Sugar mills fail to repay bank loans

State-owned sugar mills in Bangladesh, plagued by decades of mismanagement and irregularities, have failed to repay billions in bank loans, according to industry sources.

The mills, which operate under the Bangladesh Sugar and Food Industries Corporation (BSFIC), have informed five state-owned banks of their inability to meet loan installment payments. Among the affected mills are Pabna Sugar Mills, Shyampur Sugar Mills in Rangpur, Panchagarh Sugar Mills, Setabganj Sugar Mills in Dinajpur, Rangpur Sugar Mills, and Kushtia Sugar Mills.

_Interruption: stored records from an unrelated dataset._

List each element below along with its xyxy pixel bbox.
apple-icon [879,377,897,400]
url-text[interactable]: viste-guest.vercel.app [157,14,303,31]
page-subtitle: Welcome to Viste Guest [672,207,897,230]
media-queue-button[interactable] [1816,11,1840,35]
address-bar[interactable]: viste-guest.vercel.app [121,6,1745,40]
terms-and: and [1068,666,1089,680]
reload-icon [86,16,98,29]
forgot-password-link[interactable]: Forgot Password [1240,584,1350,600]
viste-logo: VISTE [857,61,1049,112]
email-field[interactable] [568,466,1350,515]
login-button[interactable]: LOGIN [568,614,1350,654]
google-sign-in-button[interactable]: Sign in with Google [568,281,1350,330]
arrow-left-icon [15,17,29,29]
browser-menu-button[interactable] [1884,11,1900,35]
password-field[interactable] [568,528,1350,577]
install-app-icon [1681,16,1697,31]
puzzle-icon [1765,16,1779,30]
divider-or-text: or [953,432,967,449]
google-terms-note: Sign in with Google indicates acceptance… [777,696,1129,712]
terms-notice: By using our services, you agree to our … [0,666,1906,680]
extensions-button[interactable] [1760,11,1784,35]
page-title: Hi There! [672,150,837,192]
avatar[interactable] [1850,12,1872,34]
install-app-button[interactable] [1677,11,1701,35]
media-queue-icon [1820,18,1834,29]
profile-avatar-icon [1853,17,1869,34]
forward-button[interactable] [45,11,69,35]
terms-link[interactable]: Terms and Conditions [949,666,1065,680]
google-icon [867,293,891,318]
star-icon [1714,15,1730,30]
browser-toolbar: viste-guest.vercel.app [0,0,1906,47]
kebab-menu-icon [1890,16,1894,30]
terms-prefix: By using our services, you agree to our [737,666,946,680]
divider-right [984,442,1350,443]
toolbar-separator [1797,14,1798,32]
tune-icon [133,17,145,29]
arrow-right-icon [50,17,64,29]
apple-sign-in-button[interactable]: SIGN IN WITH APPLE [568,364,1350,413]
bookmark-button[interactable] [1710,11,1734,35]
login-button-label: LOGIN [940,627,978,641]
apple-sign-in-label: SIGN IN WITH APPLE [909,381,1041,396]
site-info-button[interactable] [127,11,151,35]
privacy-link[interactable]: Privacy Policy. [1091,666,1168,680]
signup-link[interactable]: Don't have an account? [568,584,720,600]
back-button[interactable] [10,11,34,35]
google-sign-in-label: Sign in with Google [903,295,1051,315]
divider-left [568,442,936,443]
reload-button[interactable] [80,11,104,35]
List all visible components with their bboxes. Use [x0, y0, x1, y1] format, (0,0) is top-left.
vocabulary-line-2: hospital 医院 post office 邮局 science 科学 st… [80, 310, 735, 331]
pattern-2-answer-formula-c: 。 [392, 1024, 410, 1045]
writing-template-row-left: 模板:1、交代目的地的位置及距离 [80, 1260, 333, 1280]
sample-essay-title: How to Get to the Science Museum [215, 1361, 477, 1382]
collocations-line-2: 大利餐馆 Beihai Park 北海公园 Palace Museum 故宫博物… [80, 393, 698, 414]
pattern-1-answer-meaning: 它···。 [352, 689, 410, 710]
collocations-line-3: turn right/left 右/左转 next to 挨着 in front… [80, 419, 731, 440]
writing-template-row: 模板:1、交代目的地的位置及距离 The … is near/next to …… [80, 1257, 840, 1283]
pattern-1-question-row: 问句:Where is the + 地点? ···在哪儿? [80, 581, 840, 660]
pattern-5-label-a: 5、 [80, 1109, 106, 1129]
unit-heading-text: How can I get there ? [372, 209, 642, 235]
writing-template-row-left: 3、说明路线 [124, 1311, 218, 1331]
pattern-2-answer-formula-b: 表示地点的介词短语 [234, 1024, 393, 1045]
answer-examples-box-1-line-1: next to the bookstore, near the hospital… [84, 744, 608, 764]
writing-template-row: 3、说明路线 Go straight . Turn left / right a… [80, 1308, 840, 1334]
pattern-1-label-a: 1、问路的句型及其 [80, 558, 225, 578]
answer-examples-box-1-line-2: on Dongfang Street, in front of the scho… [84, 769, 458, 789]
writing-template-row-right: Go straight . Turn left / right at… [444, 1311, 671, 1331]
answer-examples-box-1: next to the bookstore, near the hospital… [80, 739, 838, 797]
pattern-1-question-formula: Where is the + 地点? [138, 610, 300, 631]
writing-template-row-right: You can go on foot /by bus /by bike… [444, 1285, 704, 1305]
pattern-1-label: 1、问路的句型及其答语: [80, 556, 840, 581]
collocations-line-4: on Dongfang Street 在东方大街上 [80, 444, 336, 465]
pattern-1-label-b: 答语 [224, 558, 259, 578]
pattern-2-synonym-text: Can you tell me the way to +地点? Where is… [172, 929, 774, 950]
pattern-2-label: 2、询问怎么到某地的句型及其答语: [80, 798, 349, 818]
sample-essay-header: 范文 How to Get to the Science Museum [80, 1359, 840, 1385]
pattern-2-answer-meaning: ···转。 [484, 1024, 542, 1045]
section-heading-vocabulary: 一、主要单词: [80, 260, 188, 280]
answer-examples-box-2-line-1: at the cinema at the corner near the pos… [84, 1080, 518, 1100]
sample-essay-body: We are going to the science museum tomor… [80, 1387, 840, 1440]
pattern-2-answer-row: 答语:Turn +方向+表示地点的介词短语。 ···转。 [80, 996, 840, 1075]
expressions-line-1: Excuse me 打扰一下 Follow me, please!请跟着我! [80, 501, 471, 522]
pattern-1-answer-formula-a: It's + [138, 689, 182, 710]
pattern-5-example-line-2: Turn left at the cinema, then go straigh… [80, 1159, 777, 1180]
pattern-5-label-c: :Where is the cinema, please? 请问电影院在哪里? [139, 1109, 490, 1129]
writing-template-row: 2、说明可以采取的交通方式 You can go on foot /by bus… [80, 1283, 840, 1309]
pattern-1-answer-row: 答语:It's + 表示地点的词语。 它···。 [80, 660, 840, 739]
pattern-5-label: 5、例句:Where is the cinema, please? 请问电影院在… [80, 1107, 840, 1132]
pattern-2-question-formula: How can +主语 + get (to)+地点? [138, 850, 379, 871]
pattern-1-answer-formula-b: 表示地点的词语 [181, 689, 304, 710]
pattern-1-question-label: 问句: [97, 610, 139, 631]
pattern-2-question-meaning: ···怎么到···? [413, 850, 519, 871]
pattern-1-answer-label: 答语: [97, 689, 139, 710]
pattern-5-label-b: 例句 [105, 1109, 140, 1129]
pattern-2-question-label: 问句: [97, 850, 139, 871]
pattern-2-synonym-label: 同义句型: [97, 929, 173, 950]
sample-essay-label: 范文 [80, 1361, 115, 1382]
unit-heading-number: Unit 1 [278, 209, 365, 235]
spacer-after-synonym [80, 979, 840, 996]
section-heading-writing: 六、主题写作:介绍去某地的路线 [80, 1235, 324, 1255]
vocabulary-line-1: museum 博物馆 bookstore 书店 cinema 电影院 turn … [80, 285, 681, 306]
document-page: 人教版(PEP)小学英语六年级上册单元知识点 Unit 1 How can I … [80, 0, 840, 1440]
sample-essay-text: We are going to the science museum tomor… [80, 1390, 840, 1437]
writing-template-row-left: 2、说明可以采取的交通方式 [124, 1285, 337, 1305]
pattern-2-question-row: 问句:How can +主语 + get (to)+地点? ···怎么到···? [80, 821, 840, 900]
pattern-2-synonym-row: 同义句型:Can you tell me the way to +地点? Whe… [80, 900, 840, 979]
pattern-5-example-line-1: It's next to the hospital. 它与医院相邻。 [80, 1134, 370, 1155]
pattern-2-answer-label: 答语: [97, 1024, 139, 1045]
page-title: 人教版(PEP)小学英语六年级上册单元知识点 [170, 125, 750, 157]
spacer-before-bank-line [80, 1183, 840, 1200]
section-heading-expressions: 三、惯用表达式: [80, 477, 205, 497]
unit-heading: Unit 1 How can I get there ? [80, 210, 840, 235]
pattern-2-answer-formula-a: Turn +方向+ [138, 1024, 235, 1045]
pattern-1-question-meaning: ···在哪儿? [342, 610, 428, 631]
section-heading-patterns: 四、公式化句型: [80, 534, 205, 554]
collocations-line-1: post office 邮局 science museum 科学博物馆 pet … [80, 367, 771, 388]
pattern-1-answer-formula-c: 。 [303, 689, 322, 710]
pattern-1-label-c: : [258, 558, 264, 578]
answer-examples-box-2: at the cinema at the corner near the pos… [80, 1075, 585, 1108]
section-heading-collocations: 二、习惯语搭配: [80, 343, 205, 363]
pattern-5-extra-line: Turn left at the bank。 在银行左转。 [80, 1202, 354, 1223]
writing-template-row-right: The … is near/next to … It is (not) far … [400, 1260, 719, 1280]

BSFIC owes over Tk 9 billion to Sonali Bank alone, creating significant pressure on the country's largest bank. However, the total outstanding loan amount across all banks remains undisclosed. Interest on these loans has accumulated substantially, and the BSFIC needs nearly Tk 160 crore to make the down payments demanded by the banks.

In light of these financial challenges, BSFIC has requested the government to restructure its loans. The corporation seeks a waiver on both interest and principal payments and proposes converting the outstanding amounts into interest-free block accounts.

A government committee, including representatives from the Finance Ministry, Bangladesh Bank, state-owned banks, BSFIC, and the Ministry of Industries, has been formed to address the issue. After reviewing the financial situation of the mills, the committee recommended that the loans be converted into interest-free bonds, following the waiver of accrued interest.

"The ministry will soon hold a meeting with the stakeholders to discuss the matter," said Zakia Sultana, Senior Secretary of the Ministry of Industries, in a statement to The Mirror Asia.

Analysts attribute the ongoing financial losses of the sugar mills—spanning over five decades—to chronic mismanagement and irregularities within the sector.